Guillermo Fariñas, was beaten in a Havana street by ministry of the
interior agents because he was distributing the very text of the
Convention that Pérez-Roque had signed earlier that day? The people
of Cuba, here in the diaspora and there, in that dear land, hope for
deliverance.
Would it not be possible for the Cuban Church to make an attempt at
visiting the prisoners of conscience in the Cuban jails? Could the
Church, in keeping with the words in Chapter 25 of Saint Matthew’s
Gospel, try to carry those prisoners Christ’s spiritual comfort? Of
course, the tyranny’s denial would surely follow, but, equally
surely, the Church would have been strengthened.

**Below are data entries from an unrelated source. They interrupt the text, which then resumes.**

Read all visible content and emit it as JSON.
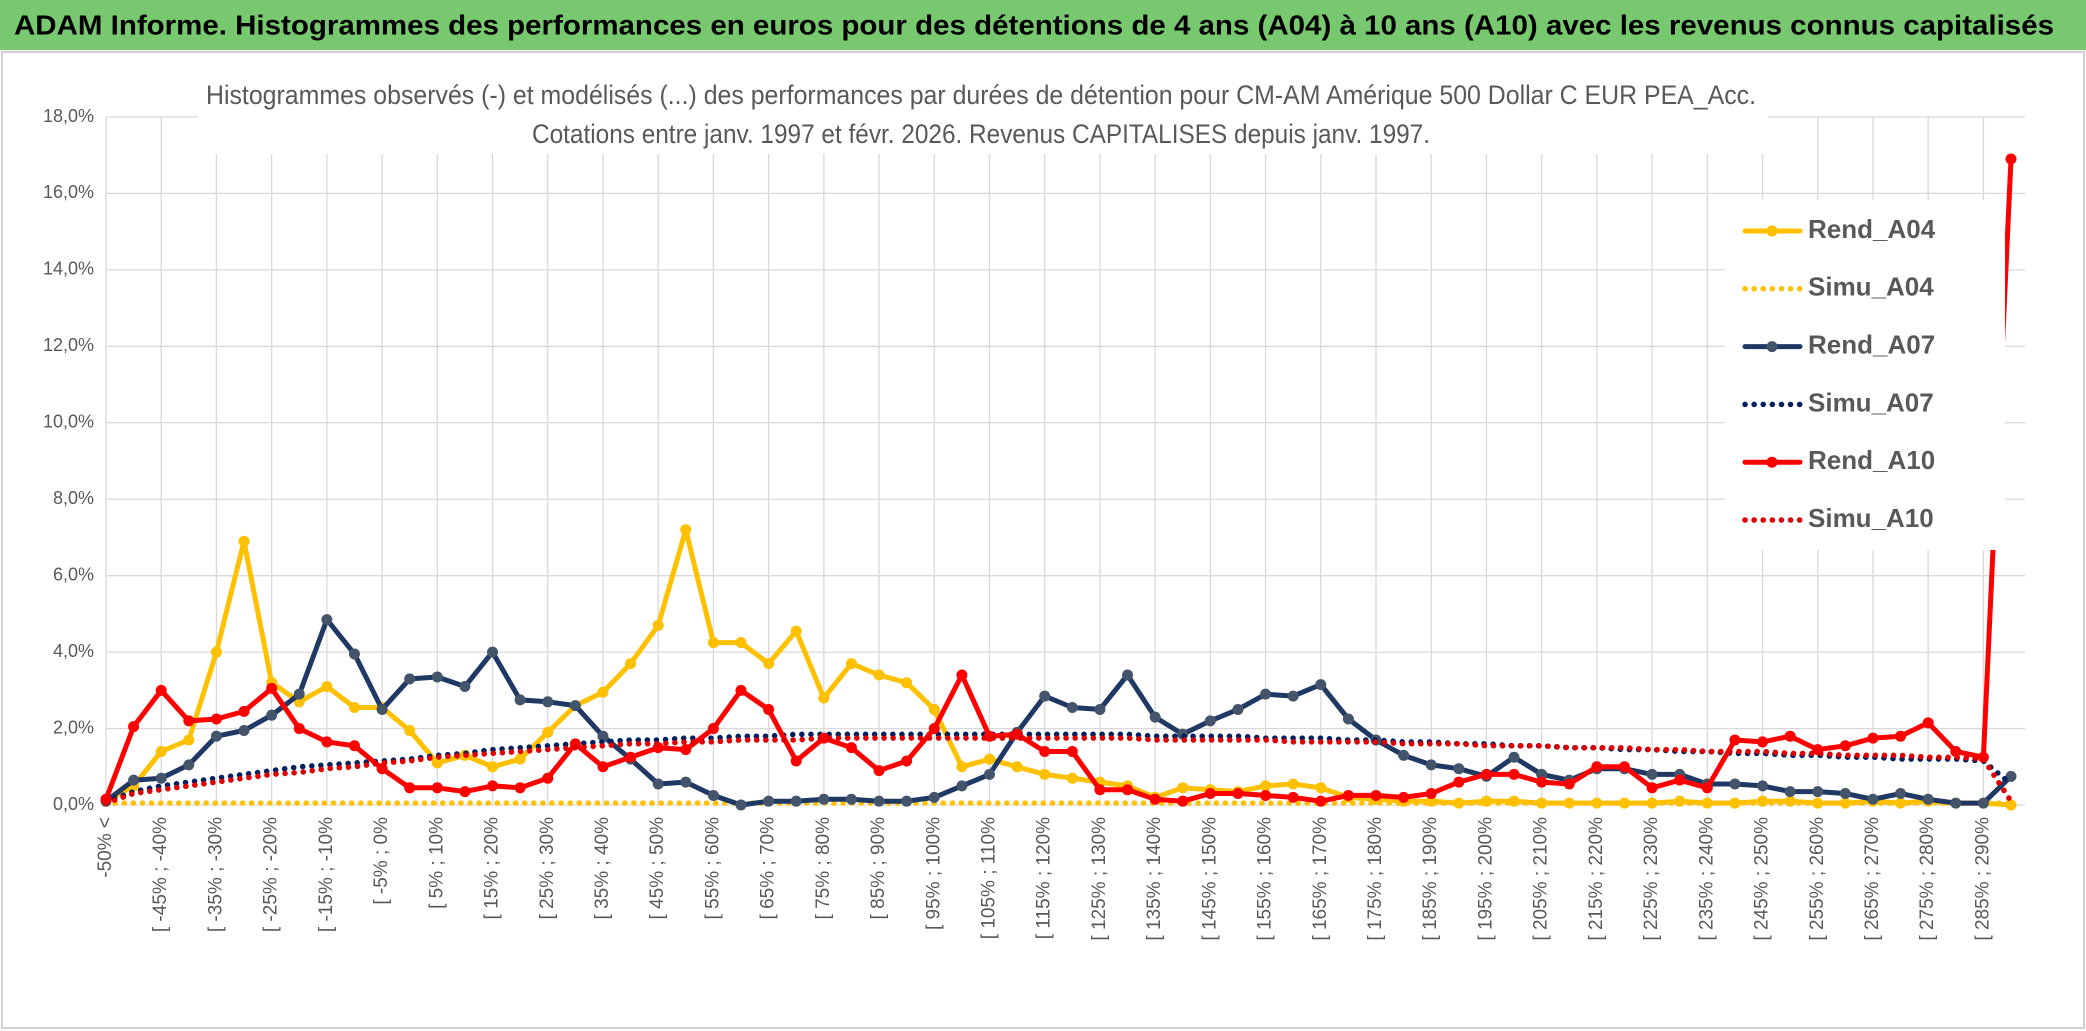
{
  "header": {
    "title": "ADAM Informe. Histogrammes des performances en euros pour des détentions de 4 ans (A04) à 10 ans (A10) avec les revenus connus capitalisés"
  },
  "chart_data": {
    "type": "line",
    "title": "Histogrammes observés (-) et modélisés (...) des performances par durées de détention pour CM-AM Amérique 500 Dollar C EUR PEA_Acc.",
    "subtitle": "Cotations entre janv. 1997 et févr. 2026. Revenus CAPITALISES depuis janv. 1997.",
    "categories": [
      "-50% <",
      null,
      "[ -45% ; -40%",
      null,
      "[ -35% ; -30%",
      null,
      "[ -25% ; -20%",
      null,
      "[ -15% ; -10%",
      null,
      "[ -5% ; 0%",
      null,
      "[ 5% ; 10%",
      null,
      "[ 15% ; 20%",
      null,
      "[ 25% ; 30%",
      null,
      "[ 35% ; 40%",
      null,
      "[ 45% ; 50%",
      null,
      "[ 55% ; 60%",
      null,
      "[ 65% ; 70%",
      null,
      "[ 75% ; 80%",
      null,
      "[ 85% ; 90%",
      null,
      "[ 95% ; 100%",
      null,
      "[ 105% ; 110%",
      null,
      "[ 115% ; 120%",
      null,
      "[ 125% ; 130%",
      null,
      "[ 135% ; 140%",
      null,
      "[ 145% ; 150%",
      null,
      "[ 155% ; 160%",
      null,
      "[ 165% ; 170%",
      null,
      "[ 175% ; 180%",
      null,
      "[ 185% ; 190%",
      null,
      "[ 195% ; 200%",
      null,
      "[ 205% ; 210%",
      null,
      "[ 215% ; 220%",
      null,
      "[ 225% ; 230%",
      null,
      "[ 235% ; 240%",
      null,
      "[ 245% ; 250%",
      null,
      "[ 255% ; 260%",
      null,
      "[ 265% ; 270%",
      null,
      "[ 275% ; 280%",
      null,
      "[ 285% ; 290%",
      null
    ],
    "series": [
      {
        "name": "Rend_A04",
        "color": "#ffc000",
        "dash": "solid",
        "markers": true,
        "values": [
          0.1,
          0.5,
          1.4,
          1.7,
          4.0,
          6.9,
          3.2,
          2.7,
          3.1,
          2.55,
          2.55,
          1.95,
          1.1,
          1.3,
          1.0,
          1.2,
          1.9,
          2.6,
          2.95,
          3.7,
          4.7,
          7.2,
          4.25,
          4.25,
          3.7,
          4.55,
          2.8,
          3.7,
          3.4,
          3.2,
          2.5,
          1.0,
          1.2,
          1.0,
          0.8,
          0.7,
          0.6,
          0.5,
          0.2,
          0.45,
          0.4,
          0.35,
          0.5,
          0.55,
          0.45,
          0.2,
          0.15,
          0.1,
          0.1,
          0.05,
          0.1,
          0.1,
          0.05,
          0.05,
          0.05,
          0.05,
          0.05,
          0.1,
          0.05,
          0.05,
          0.1,
          0.1,
          0.05,
          0.05,
          0.1,
          0.05,
          0.1,
          0.05,
          0.05,
          0
        ]
      },
      {
        "name": "Simu_A04",
        "color": "#ffc000",
        "dash": "dotted",
        "markers": false,
        "values": [
          0.05,
          0.05,
          0.05,
          0.05,
          0.05,
          0.05,
          0.05,
          0.05,
          0.05,
          0.05,
          0.05,
          0.05,
          0.05,
          0.05,
          0.05,
          0.05,
          0.05,
          0.05,
          0.05,
          0.05,
          0.05,
          0.05,
          0.05,
          0.05,
          0.05,
          0.05,
          0.05,
          0.05,
          0.05,
          0.05,
          0.05,
          0.05,
          0.05,
          0.05,
          0.05,
          0.05,
          0.05,
          0.05,
          0.05,
          0.05,
          0.05,
          0.05,
          0.05,
          0.05,
          0.05,
          0.05,
          0.05,
          0.05,
          0.05,
          0.05,
          0.05,
          0.05,
          0.05,
          0.05,
          0.05,
          0.05,
          0.05,
          0.05,
          0.05,
          0.05,
          0.05,
          0.05,
          0.05,
          0.05,
          0.05,
          0.05,
          0.05,
          0.05,
          0.05,
          0.05
        ]
      },
      {
        "name": "Rend_A07",
        "color": "#203864",
        "dash": "solid",
        "markers": true,
        "values": [
          0.1,
          0.65,
          0.7,
          1.05,
          1.8,
          1.95,
          2.35,
          2.9,
          4.85,
          3.95,
          2.5,
          3.3,
          3.35,
          3.1,
          4.0,
          2.75,
          2.7,
          2.6,
          1.8,
          1.2,
          0.55,
          0.6,
          0.25,
          0,
          0.1,
          0.1,
          0.15,
          0.15,
          0.1,
          0.1,
          0.2,
          0.5,
          0.8,
          1.9,
          2.85,
          2.55,
          2.5,
          3.4,
          2.3,
          1.85,
          2.2,
          2.5,
          2.9,
          2.85,
          3.15,
          2.25,
          1.7,
          1.3,
          1.05,
          0.95,
          0.75,
          1.25,
          0.8,
          0.65,
          0.95,
          0.95,
          0.8,
          0.8,
          0.55,
          0.55,
          0.5,
          0.35,
          0.35,
          0.3,
          0.15,
          0.3,
          0.15,
          0.05,
          0.05,
          0.75
        ]
      },
      {
        "name": "Simu_A07",
        "color": "#002060",
        "dash": "dotted",
        "markers": false,
        "values": [
          0.1,
          0.35,
          0.5,
          0.6,
          0.7,
          0.8,
          0.9,
          1.0,
          1.05,
          1.1,
          1.15,
          1.2,
          1.3,
          1.35,
          1.45,
          1.5,
          1.55,
          1.6,
          1.65,
          1.7,
          1.7,
          1.75,
          1.75,
          1.8,
          1.8,
          1.85,
          1.85,
          1.85,
          1.85,
          1.85,
          1.85,
          1.85,
          1.85,
          1.85,
          1.85,
          1.85,
          1.85,
          1.85,
          1.8,
          1.8,
          1.8,
          1.8,
          1.75,
          1.75,
          1.75,
          1.7,
          1.7,
          1.65,
          1.65,
          1.6,
          1.6,
          1.55,
          1.55,
          1.5,
          1.5,
          1.45,
          1.45,
          1.4,
          1.4,
          1.35,
          1.35,
          1.3,
          1.3,
          1.25,
          1.25,
          1.2,
          1.2,
          1.2,
          1.15,
          0.55
        ]
      },
      {
        "name": "Rend_A10",
        "color": "#ff0000",
        "dash": "solid",
        "markers": true,
        "values": [
          0.15,
          2.05,
          3.0,
          2.2,
          2.25,
          2.45,
          3.05,
          2.0,
          1.65,
          1.55,
          0.95,
          0.45,
          0.45,
          0.35,
          0.5,
          0.45,
          0.7,
          1.6,
          1.0,
          1.25,
          1.5,
          1.45,
          2.0,
          3.0,
          2.5,
          1.15,
          1.75,
          1.5,
          0.9,
          1.15,
          2.0,
          3.4,
          1.8,
          1.85,
          1.4,
          1.4,
          0.4,
          0.4,
          0.15,
          0.1,
          0.3,
          0.3,
          0.25,
          0.2,
          0.1,
          0.25,
          0.25,
          0.2,
          0.3,
          0.6,
          0.8,
          0.8,
          0.6,
          0.55,
          1.0,
          1.0,
          0.45,
          0.65,
          0.45,
          1.7,
          1.65,
          1.8,
          1.45,
          1.55,
          1.75,
          1.8,
          2.15,
          1.4,
          1.25,
          16.9
        ]
      },
      {
        "name": "Simu_A10",
        "color": "#e00000",
        "dash": "dotted",
        "markers": false,
        "values": [
          0.05,
          0.3,
          0.4,
          0.5,
          0.6,
          0.7,
          0.8,
          0.85,
          0.95,
          1.0,
          1.1,
          1.15,
          1.25,
          1.3,
          1.35,
          1.4,
          1.45,
          1.5,
          1.55,
          1.6,
          1.6,
          1.65,
          1.65,
          1.7,
          1.7,
          1.7,
          1.75,
          1.75,
          1.75,
          1.75,
          1.75,
          1.75,
          1.75,
          1.75,
          1.75,
          1.75,
          1.75,
          1.75,
          1.7,
          1.7,
          1.7,
          1.7,
          1.7,
          1.65,
          1.65,
          1.65,
          1.65,
          1.6,
          1.6,
          1.6,
          1.55,
          1.55,
          1.55,
          1.5,
          1.5,
          1.5,
          1.45,
          1.45,
          1.4,
          1.4,
          1.4,
          1.35,
          1.35,
          1.3,
          1.3,
          1.3,
          1.25,
          1.25,
          1.2,
          0.1
        ]
      }
    ],
    "ylim": [
      0,
      18
    ],
    "yticks": [
      {
        "value": 0,
        "label": "0,0%"
      },
      {
        "value": 2,
        "label": "2,0%"
      },
      {
        "value": 4,
        "label": "4,0%"
      },
      {
        "value": 6,
        "label": "6,0%"
      },
      {
        "value": 8,
        "label": "8,0%"
      },
      {
        "value": 10,
        "label": "10,0%"
      },
      {
        "value": 12,
        "label": "12,0%"
      },
      {
        "value": 14,
        "label": "14,0%"
      },
      {
        "value": 16,
        "label": "16,0%"
      },
      {
        "value": 18,
        "label": "18,0%"
      }
    ],
    "grid": true,
    "legend": "right"
  }
}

With all our faults, and we had many, Cuba was once a flourishing
nation. In 1958, Cuba had the highest per capita income (in U.S.

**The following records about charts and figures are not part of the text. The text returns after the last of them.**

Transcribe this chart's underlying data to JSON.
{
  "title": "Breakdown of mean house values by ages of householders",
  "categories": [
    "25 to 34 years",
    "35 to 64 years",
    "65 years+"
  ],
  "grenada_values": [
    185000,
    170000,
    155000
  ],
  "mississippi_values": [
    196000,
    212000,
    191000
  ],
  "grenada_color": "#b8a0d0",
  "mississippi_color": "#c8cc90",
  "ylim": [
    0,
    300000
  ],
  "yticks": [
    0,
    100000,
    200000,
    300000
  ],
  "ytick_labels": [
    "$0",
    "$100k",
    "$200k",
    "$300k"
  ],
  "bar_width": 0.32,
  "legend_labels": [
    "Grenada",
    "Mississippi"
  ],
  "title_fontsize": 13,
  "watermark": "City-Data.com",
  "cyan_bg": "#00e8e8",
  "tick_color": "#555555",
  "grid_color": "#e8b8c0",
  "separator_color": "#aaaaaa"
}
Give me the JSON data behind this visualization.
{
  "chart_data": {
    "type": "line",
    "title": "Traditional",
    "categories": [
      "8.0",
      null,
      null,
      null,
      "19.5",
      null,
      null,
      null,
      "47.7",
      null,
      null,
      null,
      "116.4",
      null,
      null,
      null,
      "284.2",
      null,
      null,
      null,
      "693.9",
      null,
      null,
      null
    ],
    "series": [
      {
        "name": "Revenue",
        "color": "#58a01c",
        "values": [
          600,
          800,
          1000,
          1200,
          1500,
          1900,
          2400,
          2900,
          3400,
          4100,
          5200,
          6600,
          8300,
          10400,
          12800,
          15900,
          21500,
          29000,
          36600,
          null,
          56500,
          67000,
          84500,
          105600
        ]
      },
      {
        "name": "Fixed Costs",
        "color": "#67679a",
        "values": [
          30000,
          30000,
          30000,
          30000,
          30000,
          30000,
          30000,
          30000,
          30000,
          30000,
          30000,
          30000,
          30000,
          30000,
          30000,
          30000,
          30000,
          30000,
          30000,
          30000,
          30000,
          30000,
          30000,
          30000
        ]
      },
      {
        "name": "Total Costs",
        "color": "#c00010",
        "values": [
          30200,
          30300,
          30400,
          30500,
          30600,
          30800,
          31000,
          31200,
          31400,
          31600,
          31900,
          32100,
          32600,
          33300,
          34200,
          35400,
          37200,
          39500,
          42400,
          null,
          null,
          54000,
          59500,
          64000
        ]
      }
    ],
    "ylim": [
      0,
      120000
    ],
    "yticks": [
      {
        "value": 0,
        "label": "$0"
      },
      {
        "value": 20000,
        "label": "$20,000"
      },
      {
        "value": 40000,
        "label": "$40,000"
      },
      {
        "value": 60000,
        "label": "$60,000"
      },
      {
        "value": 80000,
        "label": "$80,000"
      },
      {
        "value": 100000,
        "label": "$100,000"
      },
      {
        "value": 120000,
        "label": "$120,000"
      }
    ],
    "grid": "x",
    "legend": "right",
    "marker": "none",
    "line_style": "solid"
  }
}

dollars) in Latin America. In that same year, the island produced
5.6 million tons of sugar, a figure that the Communist regime has
seldom been able to reach successfully and consistently. The Cuban
Communist government admits that currently Cubans abroad send to the
island more than one thousand million U.S. dollars annually. That’s
quite a few dollars of help! And yet, the regime likes to blame the
embargo for just about all Cuban maladies, but efficiency in sugar
production, proper soil conservation, competent transportation of
the sugar cane to the mills to avoid the plant from drying up, has
nothing to do with the embargo. In 1955, Cuba produced 467 million
pounds of beef (That was 76.4 pounds of beef annually per
inhabitant!). For decades, the revolution, in a gross
mismanagement of the cattle industry, has not even been able to put
beef in the market on a weekly basis for the people of Cuba. (All
the statistics in this paragraph can be found in U.N. and Cuban
sources.)
The embargo was the result
of the confiscation by the Communist regime of all U.S. properties
in Cuba without due compensation. Could we humbly suggest that
should the embargo be negotiated, the people in Cuba receive some
freedoms as a result? Would not an acceptable consequence be freedom
for the prisoners of conscience? Your Eminence, it is so easy to
blame others, in this case the U.S. embargo, for the dreadful
economic mismanagement of the Cuban economy by the corrupt Cuban
bureaucracy. Cuba does have commercial relations with the better
part of the world. There is no excuse for the exploitation, abuse,
terror, dearth and misery which the Cuban people are subjected to by
the privileged “rulers” in the Communist Party. Embargo or no
embargo, it’s the same story of failure, of corruption and evil that
the imperious Communism inflicted on Poland, Czechoslovakia,
Lithuania, etc. Cuba is in desperate need of a “Perestroika”, of a
“Glasnost”!
Wherever we are, Cubans look
up to our Catholic Church as the one institution that can be a
decisive factor in courageously contributing to a better tomorrow
for our land. All Cubans, in the island and abroad, are filled with
hopes, are filled with expectations and dreams of standing together
as brothers in Christ in a nation ruled by law and honoring human
rights and freedoms.
A dictum from Horace comes
to mind, “And once sent out, a word takes up wind beyond recall” (ET
semel emissum volat irrevocabile verbum). Evoking the words of our
late Holy Father, John Paul II, when he told the Cuban people not to
be afraid, may your word, your eminence, speak of the yearns for
freedom of the people of Cuba.
God bless you and all the
tasks you pursue in service of Holy Mother Church.